Dank dem Ratgeber weiß Brakefield, dass sich die Abgeordneten nicht um Leitartikel der New York Times oder Online-Petitionen kümmern. Wichtiger sind Leserbriefe in der Lokalzeitung und die Stimmung im Wahlkreis. Hierfür sind die "daily actions" entscheidend, so die 25-Jährige: "Für uns ist es Routine. Du putzt deine Zähne, dann rufst du den Abgeordneten an."

Meist gibt ein Freiwilliger das Tagesthema vor, recherchiert Fakten sowie Argumente und sendet sie in eine geschlossene Facebook-Gruppe. "Ab und an treffen wir uns in der Mittagspause zum Protest vor dem Büro unseres Abgeordneten Michael McCaul, aber meistens greifen wir zum Telefon", erzählt Brakefield. Der Ablauf sei stets gleich: "Ich stelle mich vor, nenne meine Postleitzahl und sage meine Meinung, etwa zu einem Gesetzentwurf. Später schickt McCauls Büro eine Standard-Mail, denn ignorieren kann er uns nicht."

In allen 435 Wahlkreisen werden die Anrufe präzise registriert: Als über die Obamacare-Abschaffung gestritten wurde, lag der Anteil der Trump-Unterstützer oft unter fünf Prozent. 6000 Indivisible-Gruppen gibt es mittlerweile landesweit. Sie kopieren die Tea Party auch für "Townhall Meetings", bei denen die Abgeordneten Bürgerfragen beantworten. Viele weichen seit Monaten aus: Entweder wollen sie nicht Trumps Eskapaden verteidigen oder sie scheuen die Diskussion. Der Republikaner Michael McCaul verweigert sich so hartnäckig, dass Aktivisten eine Bürgeranhörung ohne ihn abhielten. "500 Leute haben sehr respektvoll ihre Anliegen vorgebracht. Wir haben alles gefilmt und an sein Büro geschickt", erzählt Alex Brakefield. Online findet man das Video natürlich auch.

Woche für Woche gehen so zehn Stunden für Proteste drauf. Warum? "Ich würde mich schämen, wenn ich zurückblicke und sagen müsste: Ich habe nichts getan." Der Air-Force-Veteran Scott ergänzt: "Was sich in den USA abspielt, liegt so weit außerhalb der Norm, dass ich nicht zu Hause bleiben kann." Im liberalen Austin lehne die Mehrheit Trumps autoritäre Agenda ab, sagt Guerrero: "Auf dem Land sehe ich in Texas aber Schilder von Privatleuten mit Aufschriften wie ,Homosexualität ist abscheulich' und ,Abtreibung ist Mord'. Trump-Kritiker könnten denken, dass es hier nur Republikaner gibt und man am besten den Mund hält. Wir wollen ihnen zeigen, dass sie nicht allein sind."

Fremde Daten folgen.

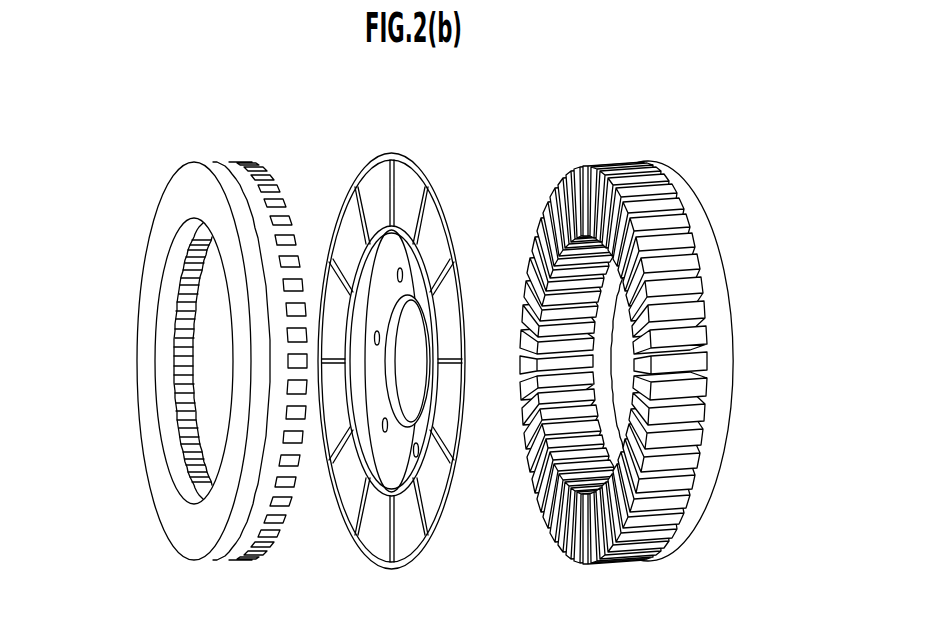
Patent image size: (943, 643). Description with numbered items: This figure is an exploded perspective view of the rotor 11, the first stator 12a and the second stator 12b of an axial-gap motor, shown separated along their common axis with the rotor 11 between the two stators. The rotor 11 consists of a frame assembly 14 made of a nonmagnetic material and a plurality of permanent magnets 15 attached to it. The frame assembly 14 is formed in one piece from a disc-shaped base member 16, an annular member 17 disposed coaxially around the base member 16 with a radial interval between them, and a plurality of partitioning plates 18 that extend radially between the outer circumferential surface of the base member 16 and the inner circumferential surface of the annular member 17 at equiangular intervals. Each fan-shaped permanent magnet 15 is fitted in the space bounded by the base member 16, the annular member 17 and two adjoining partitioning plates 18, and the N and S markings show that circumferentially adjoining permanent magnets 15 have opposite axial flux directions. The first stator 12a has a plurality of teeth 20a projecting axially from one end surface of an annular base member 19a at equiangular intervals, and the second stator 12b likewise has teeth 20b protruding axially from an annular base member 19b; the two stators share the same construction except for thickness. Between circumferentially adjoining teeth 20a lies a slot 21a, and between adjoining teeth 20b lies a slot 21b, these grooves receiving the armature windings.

The rotor 11 is at (407, 359).
The first stator 12a is at (665, 330).
The second stator 12b is at (204, 328).
The frame assembly 14 is at (392, 571).
The permanent magnet 15 is at (397, 172).
The base member 16 is at (386, 470).
The annular member 17 is at (473, 505).
The partitioning plate 18 is at (366, 486).
The annular base member 19a is at (722, 344).
The annular base member 19b is at (172, 522).
The tooth 20a is at (673, 223).
The tooth 20b is at (277, 190).
The slot 21a is at (690, 295).
The slot 21b is at (192, 313).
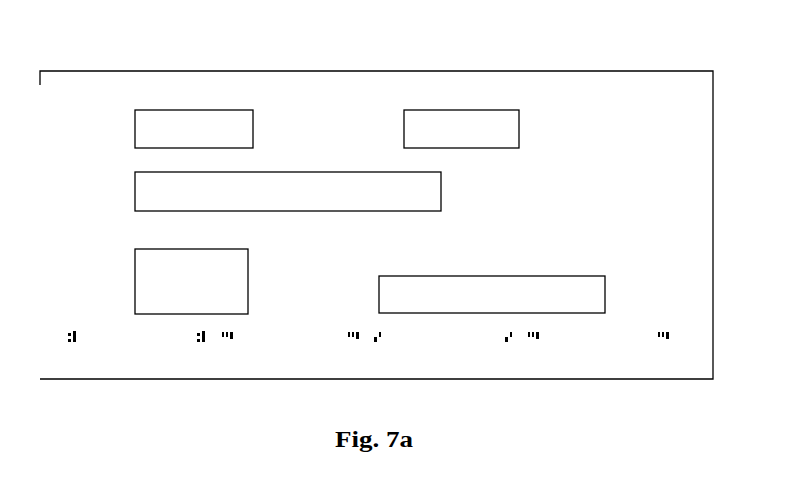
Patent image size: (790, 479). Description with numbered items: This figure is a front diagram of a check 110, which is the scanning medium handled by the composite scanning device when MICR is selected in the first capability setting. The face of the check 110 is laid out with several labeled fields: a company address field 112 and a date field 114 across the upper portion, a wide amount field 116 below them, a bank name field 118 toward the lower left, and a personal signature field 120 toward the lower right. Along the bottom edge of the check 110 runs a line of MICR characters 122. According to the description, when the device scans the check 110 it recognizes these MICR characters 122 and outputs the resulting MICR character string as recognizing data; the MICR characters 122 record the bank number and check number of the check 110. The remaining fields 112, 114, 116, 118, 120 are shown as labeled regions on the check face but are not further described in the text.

The check 110 is at (411, 71).
The company address field 112 is at (253, 127).
The date field 114 is at (519, 124).
The amount field 116 is at (441, 184).
The bank name field 118 is at (248, 257).
The personal signature field 120 is at (605, 291).
The MICR characters 122 is at (83, 326).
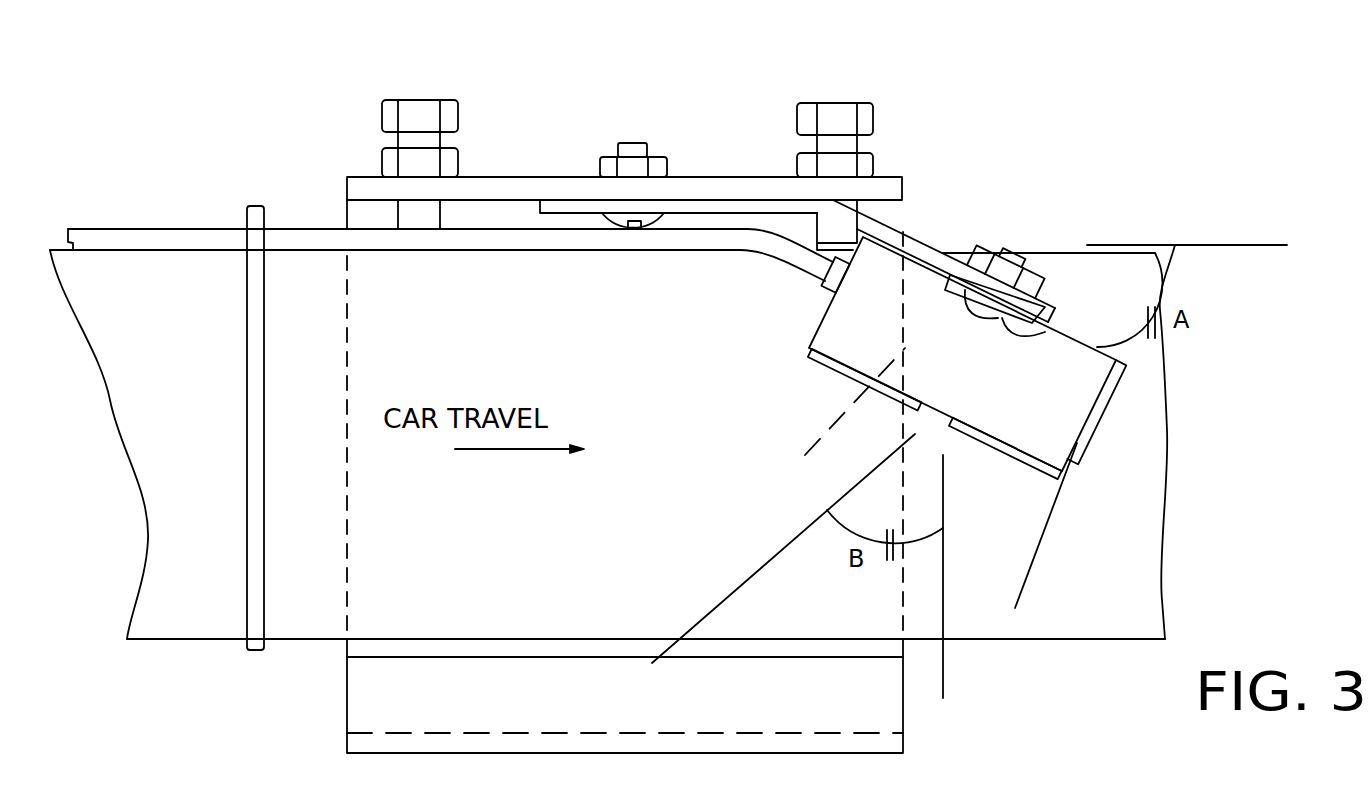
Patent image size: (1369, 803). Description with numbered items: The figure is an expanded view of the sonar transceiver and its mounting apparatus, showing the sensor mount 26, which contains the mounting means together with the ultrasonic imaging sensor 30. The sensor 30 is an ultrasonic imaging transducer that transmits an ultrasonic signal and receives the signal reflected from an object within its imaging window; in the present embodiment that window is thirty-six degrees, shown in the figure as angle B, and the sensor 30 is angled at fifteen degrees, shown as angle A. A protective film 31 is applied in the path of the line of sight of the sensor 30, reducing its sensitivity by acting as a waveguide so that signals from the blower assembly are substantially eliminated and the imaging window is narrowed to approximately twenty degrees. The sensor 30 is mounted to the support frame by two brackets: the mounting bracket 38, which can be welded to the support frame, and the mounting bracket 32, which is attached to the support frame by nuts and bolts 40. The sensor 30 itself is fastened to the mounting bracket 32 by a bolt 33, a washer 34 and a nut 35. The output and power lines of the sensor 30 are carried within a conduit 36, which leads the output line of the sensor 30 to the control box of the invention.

The sensor mount 26 is at (1284, 423).
The ultrasonic imaging sensor 30 is at (1078, 445).
The protective film 31 is at (1100, 427).
The mounting bracket 32 is at (738, 203).
The bolt 33 is at (1000, 320).
The washer 34 is at (950, 255).
The nut 35 is at (985, 248).
The conduit 36 is at (562, 250).
The mounting bracket 38 is at (903, 682).
The nuts and bolts 40 is at (847, 115).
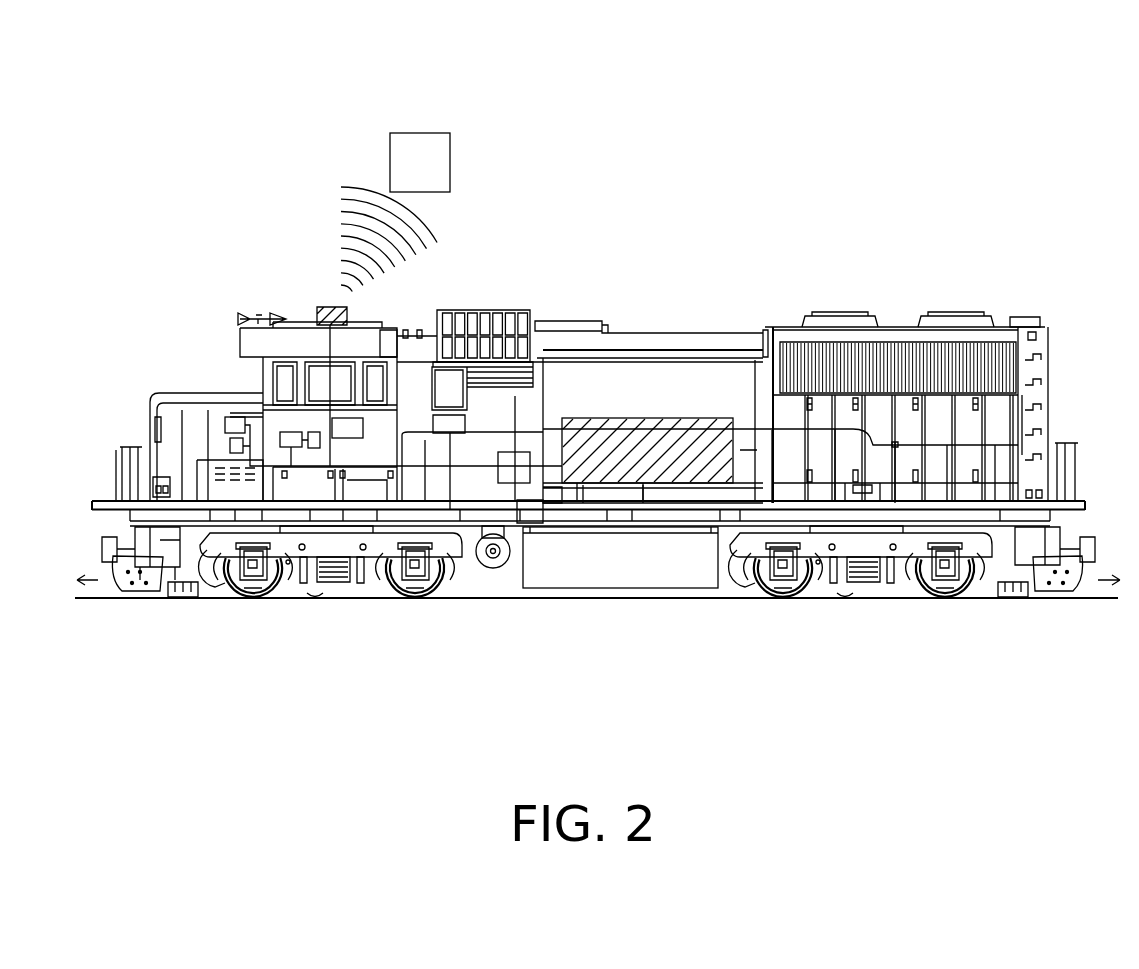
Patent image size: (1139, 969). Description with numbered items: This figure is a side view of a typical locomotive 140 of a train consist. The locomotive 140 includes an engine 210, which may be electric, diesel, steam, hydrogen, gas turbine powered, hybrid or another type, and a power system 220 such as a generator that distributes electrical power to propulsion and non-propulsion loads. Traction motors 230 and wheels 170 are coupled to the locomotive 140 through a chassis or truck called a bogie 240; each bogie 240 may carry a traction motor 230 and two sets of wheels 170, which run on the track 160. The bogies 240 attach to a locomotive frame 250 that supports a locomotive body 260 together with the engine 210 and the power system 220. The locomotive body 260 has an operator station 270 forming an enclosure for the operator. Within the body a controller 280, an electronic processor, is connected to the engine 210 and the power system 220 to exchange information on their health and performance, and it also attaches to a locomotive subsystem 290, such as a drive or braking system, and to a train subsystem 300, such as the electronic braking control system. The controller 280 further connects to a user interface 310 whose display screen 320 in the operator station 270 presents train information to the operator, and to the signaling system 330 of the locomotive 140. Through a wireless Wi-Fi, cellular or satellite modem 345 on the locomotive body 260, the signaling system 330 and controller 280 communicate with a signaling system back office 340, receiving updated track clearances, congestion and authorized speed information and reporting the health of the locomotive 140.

The locomotive 140 is at (880, 131).
The track 160 is at (698, 600).
The wheels 170 is at (240, 597).
The engine 210 is at (1017, 377).
The power system 220 is at (650, 418).
The traction motors 230 is at (317, 600).
The bogie 240 is at (220, 604).
The locomotive frame 250 is at (458, 522).
The locomotive body 260 is at (779, 328).
The operator station 270 is at (297, 342).
The controller 280 is at (520, 452).
The locomotive subsystem 290 is at (230, 447).
The train subsystem 300 is at (225, 425).
The user interface 310 is at (282, 437).
The display screen 320 is at (314, 432).
The signaling system 330 is at (365, 428).
The signaling system back office 340 is at (420, 162).
The wireless modem 345 is at (330, 307).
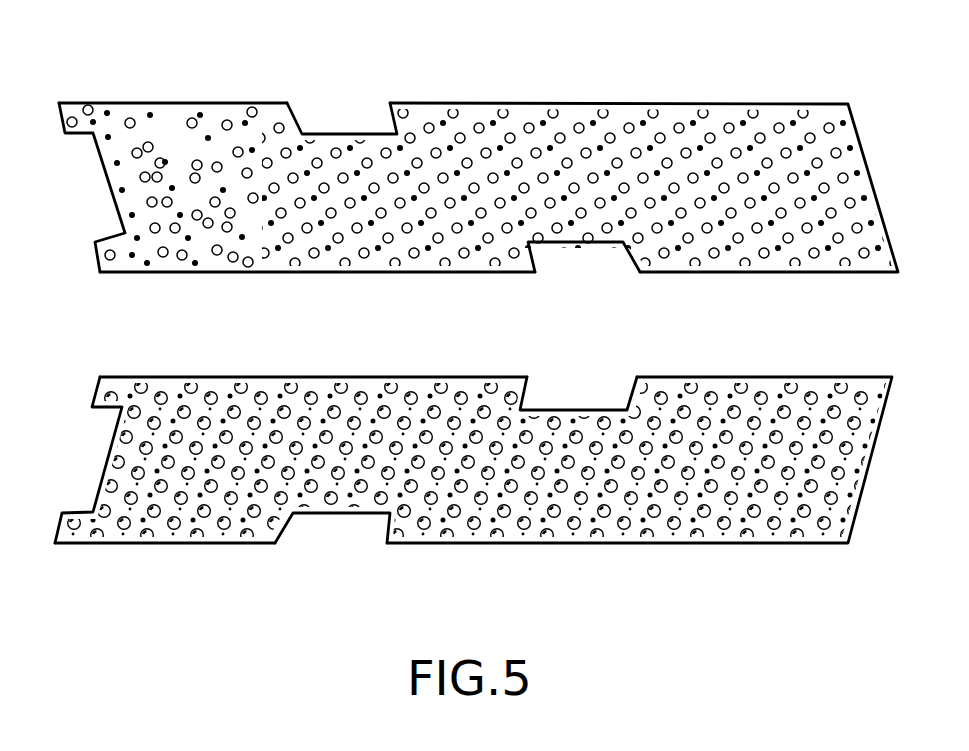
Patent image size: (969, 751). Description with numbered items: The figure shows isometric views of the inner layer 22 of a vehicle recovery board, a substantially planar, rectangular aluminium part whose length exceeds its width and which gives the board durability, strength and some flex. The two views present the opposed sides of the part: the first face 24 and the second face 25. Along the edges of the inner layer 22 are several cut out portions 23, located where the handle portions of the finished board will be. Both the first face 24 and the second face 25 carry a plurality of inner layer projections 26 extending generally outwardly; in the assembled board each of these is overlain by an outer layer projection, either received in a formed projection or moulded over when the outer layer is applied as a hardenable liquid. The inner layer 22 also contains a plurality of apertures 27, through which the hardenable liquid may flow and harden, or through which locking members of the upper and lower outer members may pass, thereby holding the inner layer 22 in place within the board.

The inner layer 22 is at (110, 355).
The cut out portions 23 is at (88, 178).
The first face 24 is at (720, 546).
The second face 25 is at (597, 103).
The inner layer projections 26 is at (197, 162).
The apertures 27 is at (165, 443).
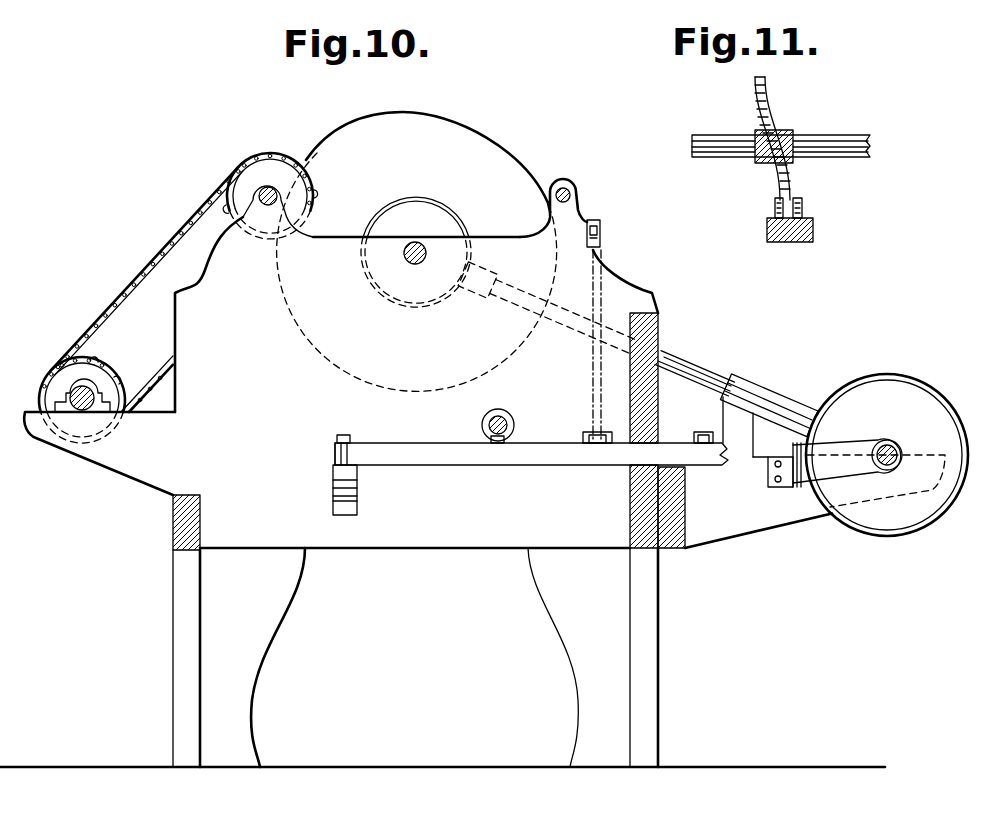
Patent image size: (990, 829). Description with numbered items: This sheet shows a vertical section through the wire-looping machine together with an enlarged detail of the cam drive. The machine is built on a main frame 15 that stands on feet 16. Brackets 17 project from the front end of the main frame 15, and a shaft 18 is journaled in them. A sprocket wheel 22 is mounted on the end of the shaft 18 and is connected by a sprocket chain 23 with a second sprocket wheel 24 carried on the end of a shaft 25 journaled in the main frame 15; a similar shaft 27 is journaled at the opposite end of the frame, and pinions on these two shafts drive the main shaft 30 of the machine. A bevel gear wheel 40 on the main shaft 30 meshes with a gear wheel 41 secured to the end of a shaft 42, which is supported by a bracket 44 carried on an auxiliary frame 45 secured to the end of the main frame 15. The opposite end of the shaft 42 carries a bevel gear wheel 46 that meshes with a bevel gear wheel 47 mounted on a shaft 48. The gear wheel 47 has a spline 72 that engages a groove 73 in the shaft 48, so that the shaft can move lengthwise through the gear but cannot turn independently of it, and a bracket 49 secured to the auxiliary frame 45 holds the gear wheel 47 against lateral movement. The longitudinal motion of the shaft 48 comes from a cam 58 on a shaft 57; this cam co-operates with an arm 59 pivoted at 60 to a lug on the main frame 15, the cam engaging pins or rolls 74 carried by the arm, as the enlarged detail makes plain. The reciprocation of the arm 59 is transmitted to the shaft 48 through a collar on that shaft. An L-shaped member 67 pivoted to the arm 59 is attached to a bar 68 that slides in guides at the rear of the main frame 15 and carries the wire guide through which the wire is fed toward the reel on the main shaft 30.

In FIG. 10, the main frame 15 is at (416, 330).
In FIG. 10, the feet 16 is at (442, 657).
In FIG. 10, the brackets 17 is at (112, 481).
In FIG. 10, the shaft 18 is at (80, 406).
In FIG. 10, the sprocket wheel 22 is at (100, 374).
In FIG. 10, the sprocket chain 23 is at (181, 227).
In FIG. 10, the sprocket wheel 24 is at (273, 168).
In FIG. 10, the shaft 25 is at (264, 208).
In FIG. 10, the shaft 27 is at (570, 190).
In FIG. 10, the main shaft 30 is at (413, 263).
In FIG. 10, the bevel gear wheel 40 is at (420, 209).
In FIG. 10, the gear wheel 41 is at (478, 258).
In FIG. 10, the shaft 42 is at (690, 366).
In FIG. 10, the bracket 44 is at (764, 400).
In FIG. 10, the auxiliary frame 45 is at (745, 490).
In FIG. 10, the bevel gear wheel 46 is at (820, 405).
In FIG. 10, the bevel gear wheel 47 is at (887, 455).
In FIG. 10, the shaft 48 is at (895, 448).
In FIG. 10, the bracket 49 is at (848, 446).
In FIG. 10, the shaft 57 is at (489, 422).
In FIG. 11, the shaft 57 is at (711, 150).
In FIG. 10, the cam 58 is at (502, 412).
In FIG. 11, the cam 58 is at (756, 95).
In FIG. 10, the arm 59 is at (562, 464).
In FIG. 11, the arm 59 is at (790, 243).
In FIG. 10, the pivot 60 is at (343, 437).
In FIG. 10, the L-shaped member 67 is at (593, 386).
In FIG. 10, the bar 68 is at (603, 236).
In FIG. 10, the spline 72 is at (885, 470).
In FIG. 10, the groove 73 is at (901, 458).
In FIG. 10, the pins or rolls 74 is at (510, 440).
In FIG. 11, the pins or rolls 74 is at (774, 208).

Sie engagieren sich in der Trump-Resistance: Alex Brakefield, Shea Scott und Ricardo Guerrero aus Austin.

(Foto: Matthias Kolb)

Die "Unzertrennlichen" wollen all jenen Platz geben, die Trump kritisch sehen, ohne sofort Demokraten werden zu müssen. Brakefields Verwandte in Oklahoma haben Trump gewählt, und auch Guerrero sagt: "Wir dürfen nicht zu reuigen Trump-Wählern sagen: Du bist ein Idiot, weil du für ihn gestimmt hast. Sondern: Kämpfe gegen seine Lügen und die Angriffe auf den Rechtsstaat. Denn wenn wir seine Wähler als Rassisten abtun, treibt sie das in seine Arme."